FORMER president and now Manila Mayor Joseph “Erap” Estrada caused delay in implementation of the first Armed Forces of the Philippines (AFP) modernization law when he diverted P5.4 billion in seed money intended for makeover of the military to wage an all-out war against the Moro National Liberation Front (MNLF), according to a former Cabinet member.
Rafael Alunan 3rd, who served as Interior secretary under the Ramos administration, on Monday disclosed that the P5.4 billion was withdrawn by then-Budget Secretary Benjamin Diokno in several tranches at a time when there was a running conflict with the MNLF
“The P5.4 billion was used by Erap in 2000 to wage a war against the MNLF, and there is a paper trail to show that [Diokno] withdrew the P5.4 billion in several tranches within a period when war was being waged against the MNLF,” Alunan told the weekly Kapihan sa Manila Hotel forum.
Former President Fidel Ramos initiated the original modernization law or Republic Act (RA) 7898, which was signed in 1995.

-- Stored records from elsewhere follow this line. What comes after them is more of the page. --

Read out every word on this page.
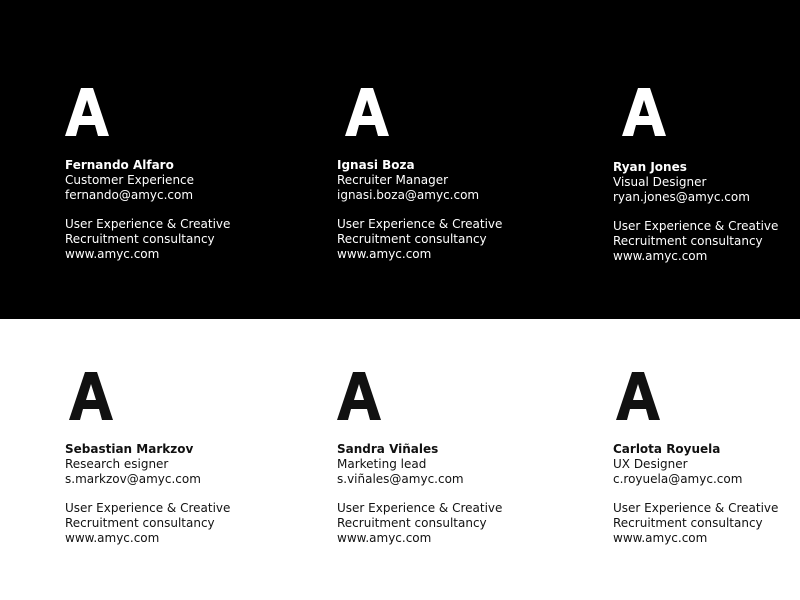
Fernando Alfaro
Customer Experience
fernando@amyc.com
User Experience & Creative
Recruitment consultancy
www.amyc.com
Ignasi Boza
Recruiter Manager
ignasi.boza@amyc.com
User Experience & Creative
Recruitment consultancy
www.amyc.com
Ryan Jones
Visual Designer
ryan.jones@amyc.com
User Experience & Creative
Recruitment consultancy
www.amyc.com
Sebastian Markzov
Research esigner
s.markzov@amyc.com
User Experience & Creative
Recruitment consultancy
www.amyc.com
Sandra Viñales
Marketing lead
s.viñales@amyc.com
User Experience & Creative
Recruitment consultancy
www.amyc.com
Carlota Royuela
UX Designer
c.royuela@amyc.com
User Experience & Creative
Recruitment consultancy
www.amyc.com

Alunan explained that the Ramos administration had planned to sell Fort Bonifacio but was pushed back by the Asian financial crisis.
“So what he [Ramos] did, he seeded the modernization fund with P5.4 billion, which was reported to incoming President Estrada in Camp Aguinaldo [in Quezon City]a few weeks before he [Estrada] assumed office,” he said.
Alunan added that since then, especially during the time of then-president and now Pampanga Rep. Gloria Macapagal-Arroyo, not enough effort was undertaken to beef up the AFP, Philippine Coast Guard and Bureau of Fisheries and Aquatic Resources.
But unlike the Estrada and Arroyo administrations, he pointed out, President Benigno Aquino 3rd initiated actions when the disputed Scarborough Shoal off the coast of Zambales was taken by China and initiated as well the passage of RA 10349 or the New AFP Modernization Act, which was signed into law on December 11, 2012.
RA 10349 extended the modernization law by another 15 years and provided a P75-billion budget for the first five years of implementation or until 2017.
Funding would come from the yearly General Appropriations Act and in part from sale or lease of military camps as provided under the Bases Conversion Act.
Building a deterrent takes time and a lot of money, Alunan said, adding that in order for the country to build a credible defense, “we needed some like $2 billion a year or perhaps 10 to 15 years to reach that goal of credible deterrence.”
According to him, the Philippines, in the meantime, remains very vulnerable against an increasingly hostile China, which has occupied several of the disputed islands in the South China Sea (West Philippine Sea).
He said timely declaration by the Supreme Court that the Enhanced Defense Cooperation Agreement (EDCA) is constitutional has boosted ongoing efforts to professionalize and modernize the AFP.
“At a time when our backs are against the wall, EDCA is welcome because [we]need EDCA to help in the professionalization and modernization of the AFP, particularly in the area of inter-operability because the United States through their interaction will be able to upgrade our capabilities. So that’s a plus factor for us,” Alunan added.
EDCA is a 2014 agreement between the US and the Philippines that seeks to bolster the two countries’ alliance.
It is a supplementary agreement to the Visiting Forces Agreement (VFA).
EDCA would allow the United States to rotate troops in the country for extended stays and allow them as well to build and operate facilities on Philippine bases, both for Filipino and American soldiers.
It disallows the US though from establishing any permanent military bases.
The agreement also gives Filipino personnel access to American ships and planes.